Security remains a thorny issue for the vibecoding field. When I brought up the recent incident in which an app built with the Vibe coding tool leaked 72,000 images, including GPS data and user IDs, Osika acknowledged the problem.
“In engineering organizations, security engineers are the fastest-moving workforce in terms of hiring,” he said, adding that his goal is to make building with Lovable “more secure than building with just human-written code.” In fact, he said that while Lovable now runs multiple security checks before users deploy it, the platform still requires users building sensitive applications (such as banking apps) to hire security experts, similar to traditional development.
Osika was similarly nonchalant when I asked him about competition from OpenAI and Anthropic.
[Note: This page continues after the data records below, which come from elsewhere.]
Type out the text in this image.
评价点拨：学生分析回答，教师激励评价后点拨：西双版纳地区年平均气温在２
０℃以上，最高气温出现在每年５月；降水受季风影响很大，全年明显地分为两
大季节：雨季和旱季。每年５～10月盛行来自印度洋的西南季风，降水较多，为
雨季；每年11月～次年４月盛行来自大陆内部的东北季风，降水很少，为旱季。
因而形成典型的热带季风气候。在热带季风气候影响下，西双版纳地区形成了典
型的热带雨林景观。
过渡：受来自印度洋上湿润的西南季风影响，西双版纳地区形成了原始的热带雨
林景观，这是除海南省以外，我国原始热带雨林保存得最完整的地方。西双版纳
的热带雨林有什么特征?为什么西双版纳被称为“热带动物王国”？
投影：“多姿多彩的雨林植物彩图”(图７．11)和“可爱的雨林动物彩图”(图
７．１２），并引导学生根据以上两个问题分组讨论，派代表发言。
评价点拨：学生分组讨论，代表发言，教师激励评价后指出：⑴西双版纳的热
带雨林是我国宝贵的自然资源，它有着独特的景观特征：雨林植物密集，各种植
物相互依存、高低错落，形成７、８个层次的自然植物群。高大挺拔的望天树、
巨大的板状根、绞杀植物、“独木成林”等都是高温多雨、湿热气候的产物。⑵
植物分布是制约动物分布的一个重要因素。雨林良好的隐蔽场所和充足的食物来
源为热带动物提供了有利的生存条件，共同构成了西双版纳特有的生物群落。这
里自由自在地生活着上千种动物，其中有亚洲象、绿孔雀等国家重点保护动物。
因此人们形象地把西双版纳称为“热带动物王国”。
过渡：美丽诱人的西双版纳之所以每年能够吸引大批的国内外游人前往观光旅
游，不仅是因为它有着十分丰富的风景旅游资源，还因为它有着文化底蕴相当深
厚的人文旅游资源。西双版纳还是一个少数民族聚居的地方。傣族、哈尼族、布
Both companies are AI giants that not only have their models in Lovable, but also release their own coding agents. He sees the market as large enough that there will be multiple winners. “If we can unleash more human creativity and human agency…and just drive change so that anyone with a good idea can create (and) build a business on top of it, that should be celebrated, regardless of who does it.”
This is a decidedly collegial attitude in a little-known industry. (Even Mr. Osika has engaged in some light social media sparring with competitor Replit’s Amjad Massad.) But instead of obsessing over his rival, he said he is now focused on building “the most intuitive experience for humans.”
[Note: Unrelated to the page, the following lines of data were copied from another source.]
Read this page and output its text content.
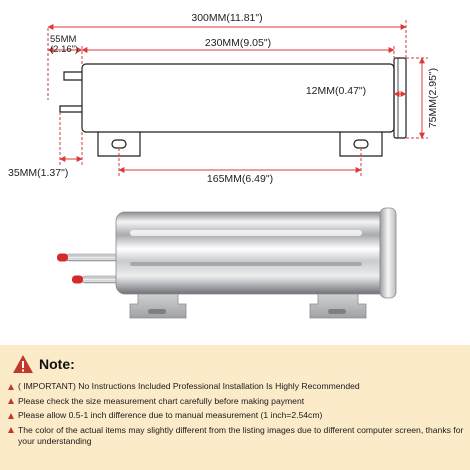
300MM(11.81")
230MM(9.05")
55MM
(2.16")
12MM(0.47")
35MM(1.37")	165MM(6.49")
75MM(2.95")
Note:
( IMPORTANT) No Instructions Included Professional Installation Is Highly Recommended
Please check the size measurement chart carefully before making payment
Please allow 0.5-1 inch difference due to manual measurement (1 inch=2.54cm)
The color of the actual items may slightly different from the listing images due to different computer screen, thanks for your understanding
Osika described Lovable’s mission as building “the last piece of software,” a platform that allows product organizations to do everything they need from understanding users to deploying mission-critical features through a simple interface.
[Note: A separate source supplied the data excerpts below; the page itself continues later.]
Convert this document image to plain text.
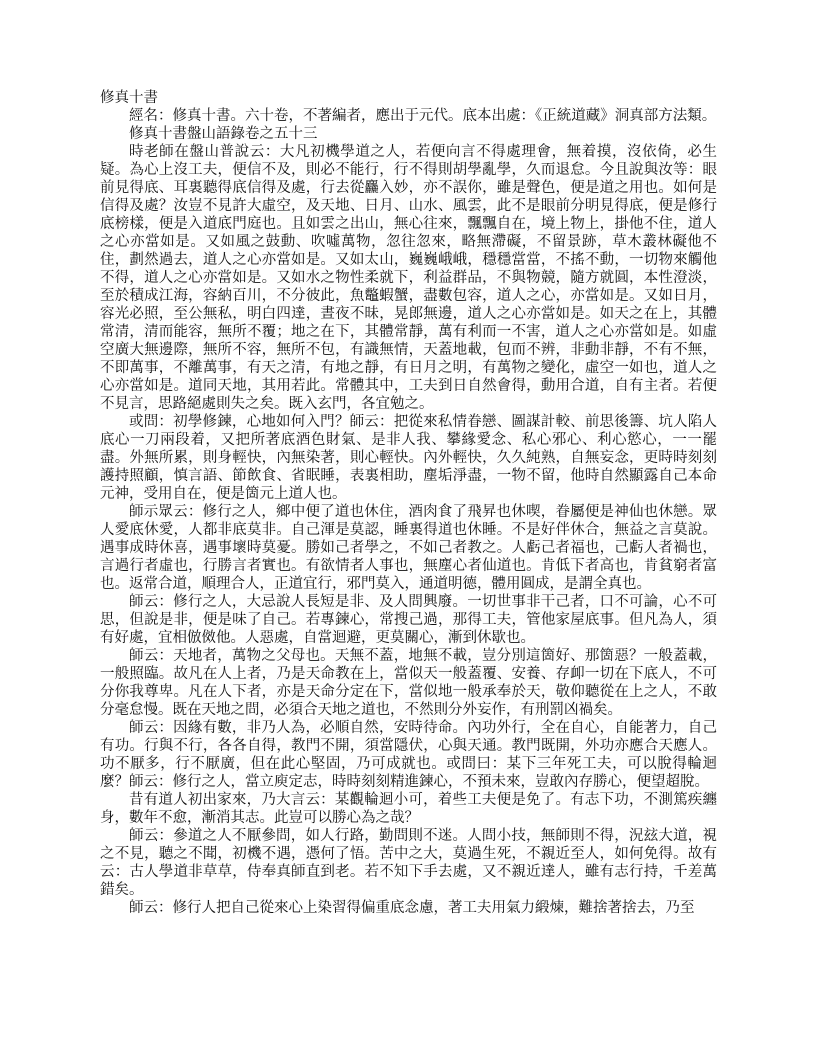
修真十書

經名：修真十書。六十卷，不著編者，應出于元代。底本出處：《正統道藏》洞真部方法類。

修真十書盤山語錄卷之五十三

時老師在盤山普說云：大凡初機學道之人，若便向言不得處理會，無着摸，沒依倚，必生疑。為心上沒工夫，便信不及，則必不能行，行不得則胡學亂學，久而退怠。今且說與汝等：眼前見得底、耳裏聽得底信得及處，行去從麤入妙，亦不誤你，雖是聲色，便是道之用也。如何是信得及處？汝豈不見許大虛空，及天地、日月、山水、風雲，此不是眼前分明見得底，便是修行底榜樣，便是入道底門庭也。且如雲之出山，無心往來，飄飄自在，境上物上，掛他不住，道人之心亦當如是。又如風之鼓動、吹噓萬物，忽往忽來，略無滯礙，不留景跡，草木叢林礙他不住，劃然過去，道人之心亦當如是。又如太山，巍巍峨峨，穩穩當當，不搖不動，一切物來觸他不得，道人之心亦當如是。又如水之物性柔就下，利益群品，不與物競，隨方就圓，本性澄淡，至於積成江海，容納百川，不分彼此，魚鼈蝦蟹，盡數包容，道人之心，亦當如是。又如日月，容光必照，至公無私，明白四達，晝夜不昧，晃郎無邊，道人之心亦當如是。如天之在上，其體常清，清而能容，無所不覆；地之在下，其體常靜，萬有利而一不害，道人之心亦當如是。如虛空廣大無邊際，無所不容，無所不包，有識無情，天蓋地載，包而不辨，非動非靜，不有不無，不即萬事，不離萬事，有天之清，有地之靜，有日月之明，有萬物之變化，虛空一如也，道人之心亦當如是。道同天地，其用若此。常體其中，工夫到日自然會得，動用合道，自有主者。若便不見言，思路絕處則失之矣。既入玄門，各宜勉之。

或問：初學修鍊，心地如何入門？師云：把從來私情眷戀、圖謀計較、前思後籌、坑人陷人底心一刀兩段着，又把所著底酒色財氣、是非人我、攀緣愛念、私心邪心、利心慾心，一一罷盡。外無所累，則身輕快，內無染著，則心輕快。內外輕快，久久純熟，自無妄念，更時時刻刻護持照顧，慎言語、節飲食、省眠睡，表裏相助，塵垢淨盡，一物不留，他時自然顯露自己本命元神，受用自在，便是箇元上道人也。

師示眾云：修行之人，鄉中便了道也休住，酒肉食了飛昇也休喫，眷屬便是神仙也休戀。眾人愛底休愛，人都非底莫非。自己渾是莫認，睡裏得道也休睡。不是好伴休合，無益之言莫說。遇事成時休喜，遇事壞時莫憂。勝如己者學之，不如己者教之。人虧己者福也，己虧人者禍也，言過行者虛也，行勝言者實也。有欲情者人事也，無塵心者仙道也。肯低下者高也，肯貧窮者富也。返常合道，順理合人，正道宜行，邪門莫入，通道明德，體用圓成，是謂全真也。

師云：修行之人，大忌說人長短是非、及人問興廢。一切世事非干己者，口不可論，心不可思，但說是非，便是味了自己。若專鍊心，常搜己過，那得工夫，管他家屋底事。但凡為人，須有好處，宜相倣傚他。人惡處，自當迴避，更莫關心，漸到休歇也。

師云：天地者，萬物之父母也。天無不蓋，地無不載，豈分別這箇好、那箇惡？一般蓋載，一般照臨。故凡在人上者，乃是天命教在上，當似天一般蓋覆、安養、存卹一切在下底人，不可分你我尊卑。凡在人下者，亦是天命分定在下，當似地一般承奉於天，敬仰聽從在上之人，不敢分毫怠慢。既在天地之問，必須合天地之道也，不然則分外妄作，有刑罰凶禍矣。

師云：因緣有數，非乃人為，必順自然，安時待命。內功外行，全在自心，自能著力，自己有功。行與不行，各各自得，教門不開，須當隱伏，心與天通。教門既開，外功亦應合天應人。功不厭多，行不厭廣，但在此心堅固，乃可成就也。或問曰：某下三年死工夫，可以脫得輪迴麼？師云：修行之人，當立庾定志，時時刻刻精進鍊心，不預未來，豈敢內存勝心，便望超脫。

昔有道人初出家來，乃大言云：某觀輪迴小可，着些工夫便是免了。有志下功，不測篤疾纏身，數年不愈，漸消其志。此豈可以勝心為之哉？

師云：參道之人不厭參問，如人行路，勤問則不迷。人問小技，無師則不得，況玆大道，視之不見，聽之不聞，初機不遇，憑何了悟。苦中之大，莫過生死，不親近至人，如何免得。故有云：古人學道非草草，侍奉真師直到老。若不知下手去處，又不親近達人，雖有志行持，千差萬錯矣。

師云：修行人把自己從來心上染習得偏重底念慮，著工夫用氣力緞煉，難捨著捨去，乃至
He said the phrase “it’s a demo, don’t take notes”, which is often used among product leaders, is a good representation of how companies are using Lovable today. Instead of creating long presentations, employees can now quickly prototype ideas and test them with early users before committing resources.
Despite rapid growth and attention from investors, Mr. Osika, wearing a simple beige T-shirt and a matching button-down with floppy hair framing his face, seemed quite at ease. The 30-something elemental and particle physicist, who was Sauna Labs’ first employee before founding Lovable, has transitioned from open source developer to venture-backed founder to indispensable conference guest. Still, he seemed more interested in discussing European work culture than dwelling on the company’s trajectory or the attention suddenly focused on him.
“What I care about is that everyone at the company is mission-driven and really thinks about what they’re doing and how to succeed as a team,” he said, pushing back against Silicon Valley’s growing hustle culture. “Today, the best people on my team, most of whom have children, really, really care about what we’re doing. They’re not working 12 hours, six days a week.”
However, he added, “However, since it’s a startup, they’re probably working more than they would at other jobs.”